Can you explain why this muddle is interesting to you because we’re at a turning point in lots of different ways? The Federal Reserve had a year-long mission to curb aggregate demand; maybe that’s happening now that we’re going through a sharp turn with financial stress and in particular at small banks.
Will it show up somehow somewhere? The most interesting thing about the report I just gave was the date above: March 25th.
It’s our first reading on any activity, a really noisy one that said that comes after the banking strains, and we haven’t seen anything yet; we’re just waiting for that, So Vincent This is the problem that people have when they look at the actual data: it looks strong; it looks like a robust market; it looks like inflation is still running too high; there are not a lot of signs of cracks in the real economy.

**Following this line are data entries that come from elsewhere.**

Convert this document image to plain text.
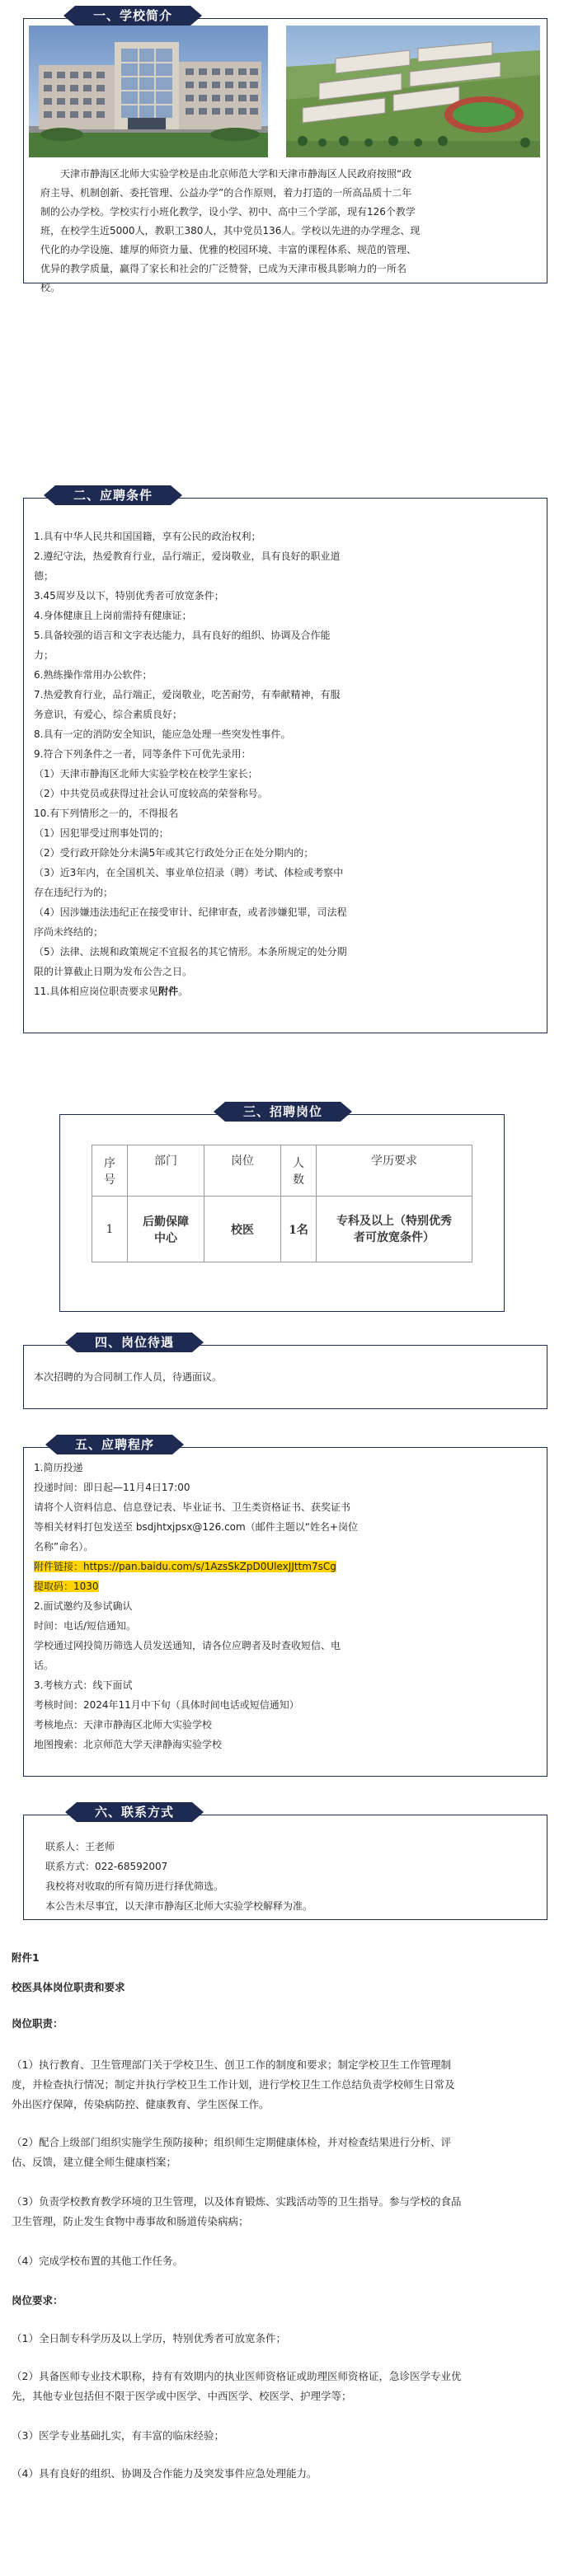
一、学校简介
天津市静海区北师大实验学校是由北京师范大学和天津市静海区人民政府按照“政
府主导、机制创新、委托管理、公益办学”的合作原则，着力打造的一所高品质十二年
制的公办学校。学校实行小班化教学，设小学、初中、高中三个学部，现有126个教学
班，在校学生近5000人，教职工380人，其中党员136人。学校以先进的办学理念、现
代化的办学设施、雄厚的师资力量、优雅的校园环境、丰富的课程体系、规范的管理、
优异的教学质量，赢得了家长和社会的广泛赞誉，已成为天津市极具影响力的一所名
校。
二、应聘条件
1.具有中华人民共和国国籍，享有公民的政治权利；
2.遵纪守法，热爱教育行业，品行端正，爱岗敬业，具有良好的职业道
德；
3.45周岁及以下，特别优秀者可放宽条件；
4.身体健康且上岗前需持有健康证；
5.具备较强的语言和文字表达能力，具有良好的组织、协调及合作能
力；
6.熟练操作常用办公软件；
7.热爱教育行业，品行端正，爱岗敬业，吃苦耐劳，有奉献精神，有服
务意识，有爱心，综合素质良好；
8.具有一定的消防安全知识，能应急处理一些突发性事件。
9.符合下列条件之一者，同等条件下可优先录用：
（1）天津市静海区北师大实验学校在校学生家长；
（2）中共党员或获得过社会认可度较高的荣誉称号。
10.有下列情形之一的，不得报名
（1）因犯罪受过刑事处罚的；
（2）受行政开除处分未满5年或其它行政处分正在处分期内的；
（3）近3年内，在全国机关、事业单位招录（聘）考试、体检或考察中
存在违纪行为的；
（4）因涉嫌违法违纪正在接受审计、纪律审查，或者涉嫌犯罪，司法程
序尚未终结的；
（5）法律、法规和政策规定不宜报名的其它情形。本条所规定的处分期
限的计算截止日期为发布公告之日。
11.具体相应岗位职责要求见附件。
三、招聘岗位
序号	部门	岗位	人数	学历要求
1	后勤保障中心	校医	1名	专科及以上（特别优秀者可放宽条件）
四、岗位待遇
本次招聘的为合同制工作人员，待遇面议。
五、应聘程序
1.简历投递
投递时间：即日起—11月4日17:00
请将个人资料信息、信息登记表、毕业证书、卫生类资格证书、获奖证书
等相关材料打包发送至 bsdjhtxjpsx@126.com（邮件主题以“姓名+岗位
名称”命名）。
附件链接：https://pan.baidu.com/s/1AzsSkZpD0UlexJJttm7sCg
提取码：1030
2.面试邀约及参试确认
时间：电话/短信通知。
学校通过网投简历筛选人员发送通知，请各位应聘者及时查收短信、电
话。
3.考核方式：线下面试
考核时间：2024年11月中下旬（具体时间电话或短信通知）
考核地点：天津市静海区北师大实验学校
地图搜索：北京师范大学天津静海实验学校
六、联系方式
联系人：王老师
联系方式：022-68592007
我校将对收取的所有简历进行择优筛选。
本公告未尽事宜，以天津市静海区北师大实验学校解释为准。
附件1
校医具体岗位职责和要求
岗位职责：
（1）执行教育、卫生管理部门关于学校卫生、创卫工作的制度和要求；制定学校卫生工作管理制
度，并检查执行情况；制定并执行学校卫生工作计划，进行学校卫生工作总结负责学校师生日常及
外出医疗保障，传染病防控、健康教育、学生医保工作。
（2）配合上级部门组织实施学生预防接种；组织师生定期健康体检，并对检查结果进行分析、评
估、反馈，建立健全师生健康档案；
（3）负责学校教育教学环境的卫生管理，以及体育锻炼、实践活动等的卫生指导。参与学校的食品
卫生管理，防止发生食物中毒事故和肠道传染病病；
（4）完成学校布置的其他工作任务。
岗位要求：
（1）全日制专科学历及以上学历，特别优秀者可放宽条件；
（2）具备医师专业技术职称，持有有效期内的执业医师资格证或助理医师资格证，急诊医学专业优
先，其他专业包括但不限于医学或中医学、中西医学、校医学、护理学等；
（3）医学专业基础扎实，有丰富的临床经验；
（4）具有良好的组织、协调及合作能力及突发事件应急处理能力。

What gives you confidence? What gives others the confidence to wait and it will come? Okay, so the late great Rudy Dornbush had a phrase: “Everything takes longer than you expect, and then when it happens, it’s really fast.”
This is what happens with the business cycle; the curves are sharp; the unemployment rate rises sharply after falling by just a tenth of a second or moves sideways after a longer period.

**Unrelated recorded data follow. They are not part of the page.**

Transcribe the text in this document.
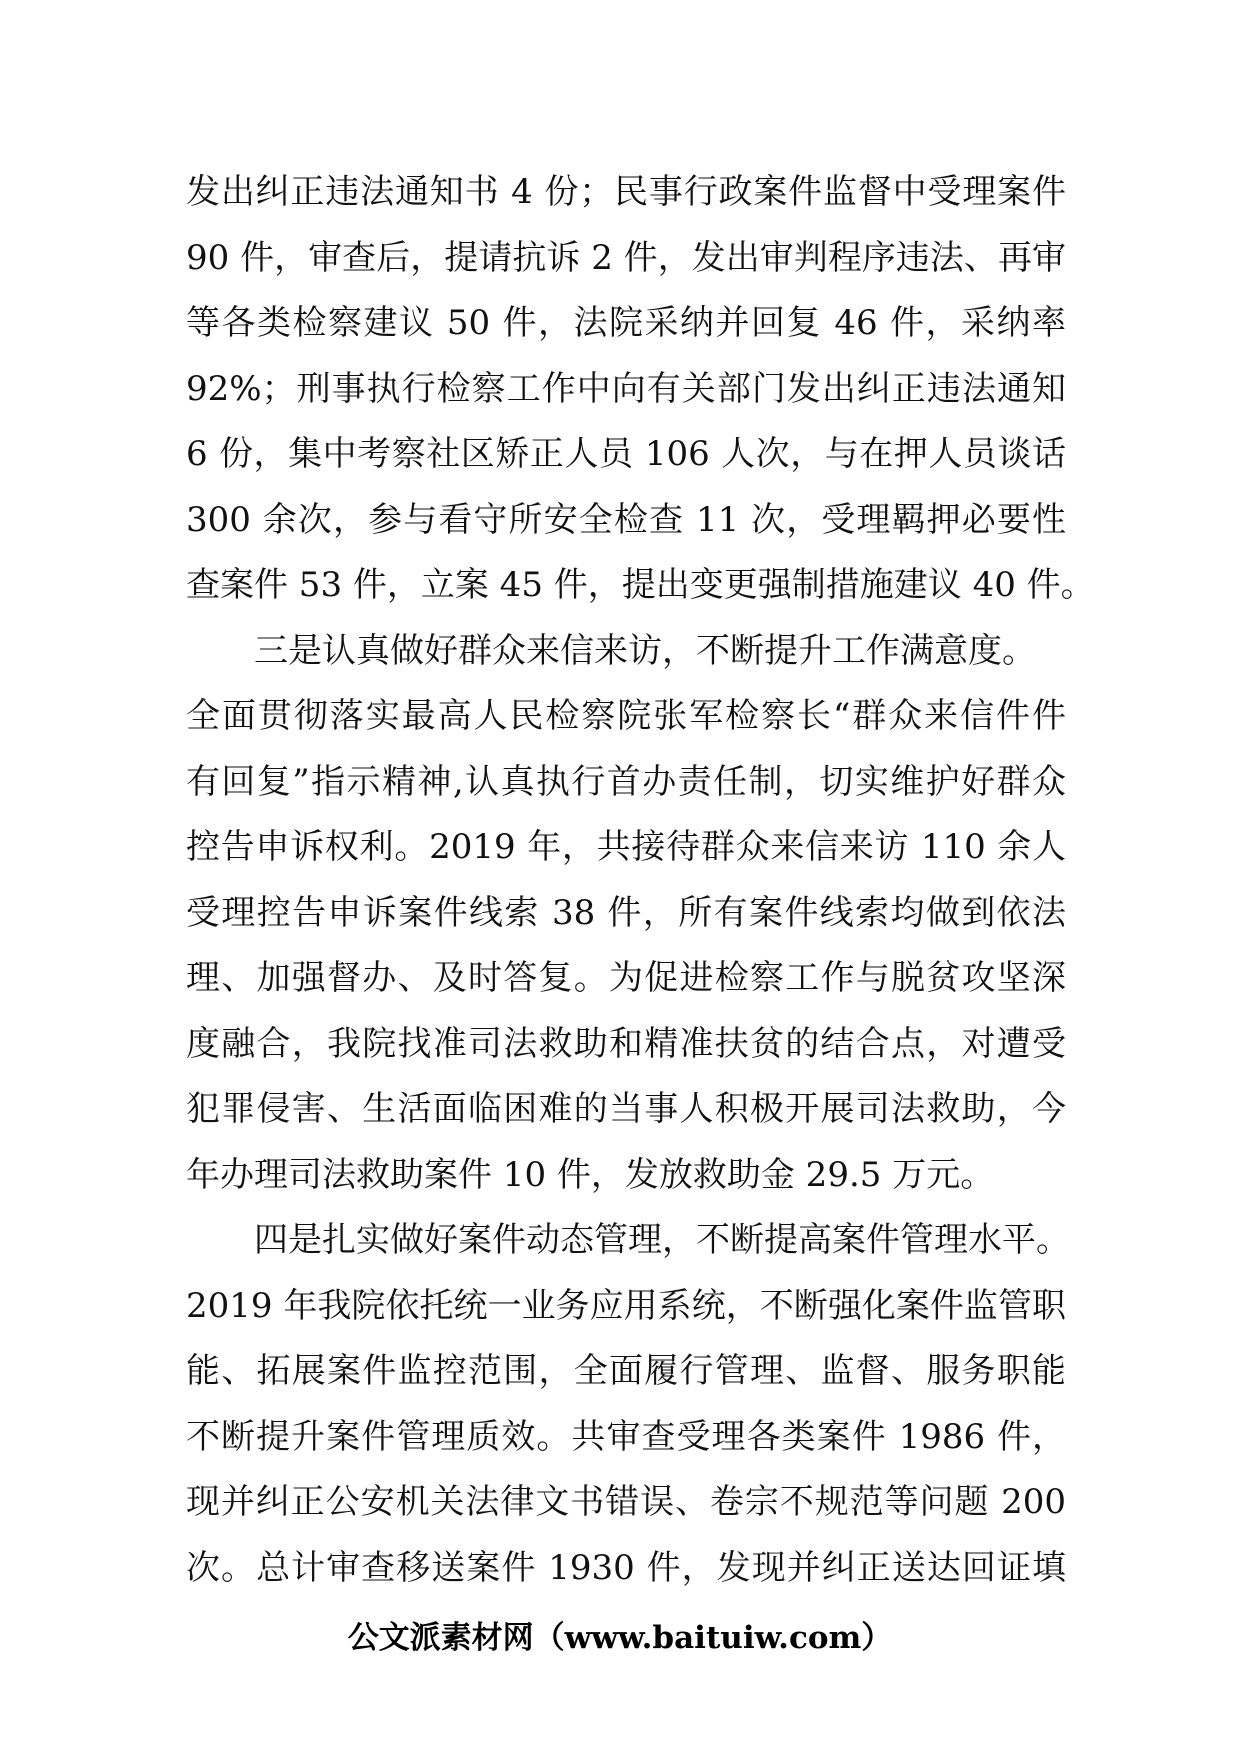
发出纠正违法通知书 4 份；民事行政案件监督中受理案件
90 件，审查后，提请抗诉 2 件，发出审判程序违法、再审
等各类检察建议 50 件，法院采纳并回复 46 件，采纳率
92%；刑事执行检察工作中向有关部门发出纠正违法通知
6 份，集中考察社区矫正人员 106 人次，与在押人员谈话
300 余次，参与看守所安全检查 11 次，受理羁押必要性
查案件 53 件，立案 45 件，提出变更强制措施建议 40 件。
三是认真做好群众来信来访，不断提升工作满意度。
全面贯彻落实最高人民检察院张军检察长“群众来信件件
有回复”指示精神,认真执行首办责任制，切实维护好群众
控告申诉权利。2019 年，共接待群众来信来访 110 余人
受理控告申诉案件线索 38 件，所有案件线索均做到依法
理、加强督办、及时答复。为促进检察工作与脱贫攻坚深
度融合，我院找准司法救助和精准扶贫的结合点，对遭受
犯罪侵害、生活面临困难的当事人积极开展司法救助，今
年办理司法救助案件 10 件，发放救助金 29.5 万元。
四是扎实做好案件动态管理，不断提高案件管理水平。
2019 年我院依托统一业务应用系统，不断强化案件监管职
能、拓展案件监控范围，全面履行管理、监督、服务职能
不断提升案件管理质效。共审查受理各类案件 1986 件，
现并纠正公安机关法律文书错误、卷宗不规范等问题 200
次。总计审查移送案件 1930 件，发现并纠正送达回证填
公文派素材网（www.baituiw.com）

What gives me confidence that some bad things would happen to the economy is that we’ve had a significant Federal Reserve tightening and we have tightening in the banking system, particularly on the ground at small bank deposit runoffs.
That’s bad for credit availability. We have our trading partners slowing. The simplest reason to expect some slowing is that trees don’t grow to the sky. Output is above what we think is the efficient potential.
The unemployment rate suggests labour markets are very taut. Macro economies don’t last that long in this state. Something happens and it’s to the downside.